UPDATE: Aug. 17, 2018: On Friday, Regeneron Pharmaceuticals announced the Food and Drug Administration approved the supplemental Biologics Licensing Application (sBLA) for 12-week dosing of Eylea in wet age-related macular degeneration (AMD). The announcement came four days after Regeneron said it received a Complete Response Letter (CRL) regarding the application.
Dive Brief:
- It should take the FDA about two more months to make a final approval decision on a longer-dose version of Regeneron's Eylea, according to a Monday statement from the big biotech.
- That's the estimate from Regeneron after the FDA slapped the biotech's sBLA for a 12-week dose of Eylea in wet (AMD) with a CRL. The drug holds multiple eye disease indications, and is currently administered at either 4-week or 8-week intervals.
- Regulators accepted the sBLA for 12-week Eylea back in December and set a target action date for Aug. 11. Though Regeneron gave few details in an Aug. 13 statement, it did pin the CRL on "ongoing labeling discussions" between the company and the FDA — discussions it expects to wrap up in the next couple months.
Dive Insight:
Regeneron has been able to push Eylea (aflibercept) ahead of rival eye drug treatments like Roche's Lucentis (ranibizumab) and Avastin (bevacizumab), yet its market position isn't cemented.
Roche, for instance, is working on a refillable device that would allow for continuous administration of a special ranibizumab concentration. In July, the Swiss pharma said the device is going into late-stage testing after Phase 2 data showed a majority of wet AMD patients implanted with it went at least six months before needing a refill of the drug.
Novartis and Allergan are threats as well.
The former plans to file its VEGF inhibitor, brolucizumab, for approval this year. The drug has already demonstrated non-inferiority to Eylea in Phase 3 studies of wet AMD patients and, perhaps most importantly, notched positive data at a 12-week dosing schedule.
Allergan also recently released late-stage data that found a 12-week dosing regimen of its investigational treatment abicipar was non-inferior to an 8-week dosing regimen of Lucentis in treating wet AMD.

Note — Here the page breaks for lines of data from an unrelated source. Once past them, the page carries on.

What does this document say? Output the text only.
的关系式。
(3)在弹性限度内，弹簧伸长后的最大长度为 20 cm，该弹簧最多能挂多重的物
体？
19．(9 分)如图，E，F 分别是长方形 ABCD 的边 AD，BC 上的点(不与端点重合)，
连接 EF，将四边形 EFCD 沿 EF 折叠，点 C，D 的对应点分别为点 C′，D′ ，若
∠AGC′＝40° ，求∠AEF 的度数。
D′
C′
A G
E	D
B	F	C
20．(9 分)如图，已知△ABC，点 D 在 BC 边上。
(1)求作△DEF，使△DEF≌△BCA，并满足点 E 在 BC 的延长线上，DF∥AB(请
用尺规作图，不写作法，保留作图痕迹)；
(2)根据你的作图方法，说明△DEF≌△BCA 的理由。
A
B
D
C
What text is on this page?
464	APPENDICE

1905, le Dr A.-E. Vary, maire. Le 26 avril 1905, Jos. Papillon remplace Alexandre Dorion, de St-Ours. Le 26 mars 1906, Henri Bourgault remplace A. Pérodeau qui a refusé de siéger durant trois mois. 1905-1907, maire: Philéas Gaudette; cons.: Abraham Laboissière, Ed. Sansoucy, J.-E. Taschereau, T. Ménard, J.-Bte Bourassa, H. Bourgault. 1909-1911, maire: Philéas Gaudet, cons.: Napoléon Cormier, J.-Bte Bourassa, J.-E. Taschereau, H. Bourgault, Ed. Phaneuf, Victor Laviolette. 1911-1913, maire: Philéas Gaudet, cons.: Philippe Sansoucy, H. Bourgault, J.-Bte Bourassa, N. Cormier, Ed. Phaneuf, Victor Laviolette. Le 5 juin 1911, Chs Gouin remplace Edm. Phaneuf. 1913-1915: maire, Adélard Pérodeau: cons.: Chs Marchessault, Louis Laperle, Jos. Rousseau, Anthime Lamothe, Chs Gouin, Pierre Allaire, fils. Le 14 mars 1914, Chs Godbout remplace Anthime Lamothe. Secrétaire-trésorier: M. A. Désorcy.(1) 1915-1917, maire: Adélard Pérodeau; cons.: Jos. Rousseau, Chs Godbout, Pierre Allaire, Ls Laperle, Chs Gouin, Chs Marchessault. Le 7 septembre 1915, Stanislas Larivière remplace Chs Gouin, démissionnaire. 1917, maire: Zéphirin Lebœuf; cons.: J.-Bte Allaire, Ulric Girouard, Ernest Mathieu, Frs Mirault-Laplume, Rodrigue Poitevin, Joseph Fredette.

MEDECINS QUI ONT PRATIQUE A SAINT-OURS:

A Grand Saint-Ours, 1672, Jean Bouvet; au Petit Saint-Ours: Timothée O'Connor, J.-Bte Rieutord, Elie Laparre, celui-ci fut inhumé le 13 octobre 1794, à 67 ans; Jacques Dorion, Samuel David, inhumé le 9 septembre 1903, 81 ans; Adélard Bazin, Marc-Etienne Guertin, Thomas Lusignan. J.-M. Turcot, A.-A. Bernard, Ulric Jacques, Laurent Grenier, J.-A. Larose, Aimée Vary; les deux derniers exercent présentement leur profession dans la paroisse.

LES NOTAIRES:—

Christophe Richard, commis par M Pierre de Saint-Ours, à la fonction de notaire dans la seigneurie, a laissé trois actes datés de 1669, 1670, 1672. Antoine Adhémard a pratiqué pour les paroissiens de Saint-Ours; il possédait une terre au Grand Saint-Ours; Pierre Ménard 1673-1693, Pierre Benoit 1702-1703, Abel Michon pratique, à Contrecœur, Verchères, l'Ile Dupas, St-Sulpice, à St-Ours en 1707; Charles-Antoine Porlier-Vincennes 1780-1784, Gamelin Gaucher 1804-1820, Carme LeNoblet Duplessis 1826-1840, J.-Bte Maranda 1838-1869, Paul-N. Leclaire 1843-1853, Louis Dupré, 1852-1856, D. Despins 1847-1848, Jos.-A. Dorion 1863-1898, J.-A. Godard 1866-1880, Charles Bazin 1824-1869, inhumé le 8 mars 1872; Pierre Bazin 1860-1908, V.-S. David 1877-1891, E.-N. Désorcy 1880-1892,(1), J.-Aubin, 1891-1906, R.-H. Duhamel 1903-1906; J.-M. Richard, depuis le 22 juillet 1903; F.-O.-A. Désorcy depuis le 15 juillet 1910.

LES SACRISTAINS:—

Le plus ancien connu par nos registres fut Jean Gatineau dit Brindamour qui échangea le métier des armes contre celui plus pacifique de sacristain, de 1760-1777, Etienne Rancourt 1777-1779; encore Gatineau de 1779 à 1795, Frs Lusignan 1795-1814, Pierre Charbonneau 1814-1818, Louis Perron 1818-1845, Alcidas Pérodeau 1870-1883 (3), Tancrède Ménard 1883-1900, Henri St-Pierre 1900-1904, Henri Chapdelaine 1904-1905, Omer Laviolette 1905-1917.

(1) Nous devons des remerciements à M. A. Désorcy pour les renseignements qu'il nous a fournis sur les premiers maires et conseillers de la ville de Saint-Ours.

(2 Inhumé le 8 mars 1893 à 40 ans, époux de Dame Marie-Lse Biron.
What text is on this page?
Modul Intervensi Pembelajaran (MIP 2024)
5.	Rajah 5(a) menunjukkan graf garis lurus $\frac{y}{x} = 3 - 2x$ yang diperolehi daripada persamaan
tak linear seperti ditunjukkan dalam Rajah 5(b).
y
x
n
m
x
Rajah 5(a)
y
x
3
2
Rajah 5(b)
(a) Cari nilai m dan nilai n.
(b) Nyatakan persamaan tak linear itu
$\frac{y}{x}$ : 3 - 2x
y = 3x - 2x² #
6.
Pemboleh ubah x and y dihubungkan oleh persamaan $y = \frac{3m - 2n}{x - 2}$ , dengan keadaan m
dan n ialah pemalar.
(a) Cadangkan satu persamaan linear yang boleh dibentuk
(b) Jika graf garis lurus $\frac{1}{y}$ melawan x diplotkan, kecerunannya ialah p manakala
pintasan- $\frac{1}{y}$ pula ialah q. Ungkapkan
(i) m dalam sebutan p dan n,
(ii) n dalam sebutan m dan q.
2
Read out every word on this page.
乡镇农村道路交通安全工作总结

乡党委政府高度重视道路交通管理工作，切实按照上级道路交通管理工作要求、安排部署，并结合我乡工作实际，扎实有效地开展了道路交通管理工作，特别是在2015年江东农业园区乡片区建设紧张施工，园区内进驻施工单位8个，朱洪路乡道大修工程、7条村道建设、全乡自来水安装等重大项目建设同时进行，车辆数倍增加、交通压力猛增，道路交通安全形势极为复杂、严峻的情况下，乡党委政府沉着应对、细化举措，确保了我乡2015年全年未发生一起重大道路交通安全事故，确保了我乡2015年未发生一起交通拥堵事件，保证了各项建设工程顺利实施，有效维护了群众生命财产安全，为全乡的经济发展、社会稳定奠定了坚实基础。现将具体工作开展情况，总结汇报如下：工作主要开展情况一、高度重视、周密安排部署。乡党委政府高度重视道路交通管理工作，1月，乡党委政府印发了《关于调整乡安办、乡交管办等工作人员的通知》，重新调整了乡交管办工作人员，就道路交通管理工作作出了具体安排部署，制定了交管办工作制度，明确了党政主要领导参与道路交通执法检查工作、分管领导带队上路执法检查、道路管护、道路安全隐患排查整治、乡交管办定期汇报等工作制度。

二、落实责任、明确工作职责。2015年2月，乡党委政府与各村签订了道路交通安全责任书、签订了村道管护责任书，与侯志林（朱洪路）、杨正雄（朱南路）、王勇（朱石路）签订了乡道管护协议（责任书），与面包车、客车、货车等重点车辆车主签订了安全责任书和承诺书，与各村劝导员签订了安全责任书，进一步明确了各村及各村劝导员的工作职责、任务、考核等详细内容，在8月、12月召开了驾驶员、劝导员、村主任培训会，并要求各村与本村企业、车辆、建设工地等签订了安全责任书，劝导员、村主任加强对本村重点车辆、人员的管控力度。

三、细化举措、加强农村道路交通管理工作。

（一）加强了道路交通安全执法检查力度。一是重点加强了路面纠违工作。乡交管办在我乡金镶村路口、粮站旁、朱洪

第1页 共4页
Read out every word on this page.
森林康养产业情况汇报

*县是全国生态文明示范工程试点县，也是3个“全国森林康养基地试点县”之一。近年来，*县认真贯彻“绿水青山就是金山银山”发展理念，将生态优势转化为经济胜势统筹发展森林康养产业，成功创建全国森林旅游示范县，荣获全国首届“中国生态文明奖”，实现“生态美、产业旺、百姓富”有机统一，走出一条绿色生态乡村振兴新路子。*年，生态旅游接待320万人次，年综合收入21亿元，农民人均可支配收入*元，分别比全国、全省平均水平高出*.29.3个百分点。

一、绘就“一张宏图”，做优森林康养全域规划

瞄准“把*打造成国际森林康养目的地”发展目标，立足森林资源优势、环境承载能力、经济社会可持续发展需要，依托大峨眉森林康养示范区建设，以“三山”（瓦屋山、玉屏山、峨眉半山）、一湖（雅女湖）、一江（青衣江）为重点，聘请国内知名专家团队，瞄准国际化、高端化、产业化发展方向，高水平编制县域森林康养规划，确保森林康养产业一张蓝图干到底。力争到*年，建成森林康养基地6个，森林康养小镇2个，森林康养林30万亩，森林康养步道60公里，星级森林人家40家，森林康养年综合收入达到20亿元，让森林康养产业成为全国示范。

Eylea remains Regeneron's largest source of revenue, bringing in almost $1 billion in net product sales in the U.S. every quarter. Given that position, Regeneron hasn't sat idly by as competitors make inroads.
The New York-based biotech is working on a device similar to Roche's that executives estimate could launch in 2019.
"In the fairly comprehensive survey data we use of physician prescribing, it would suggest that we're continuing to see share growth with Eylea opposite Lucentis," Marion McCourt, head of Regeneron's commercial organization, said on the company's Aug. 2 second quarter earnings call.
"And certainly over the lifecycle of the brand, as Eylea has grown, we've taken equal share, about 20 market share points, both from Lucentis and from Avastin. So while we do think having a pre-filled syringe available ... will be helpful to physicians, we don't see it as in any way a negative to our current profile in marketplace as we're competing."
Another key strategy is expanding Eylea's label to include 12-week dosing. Yet the FDA's rejection raises questions on when that plan might come to fruition.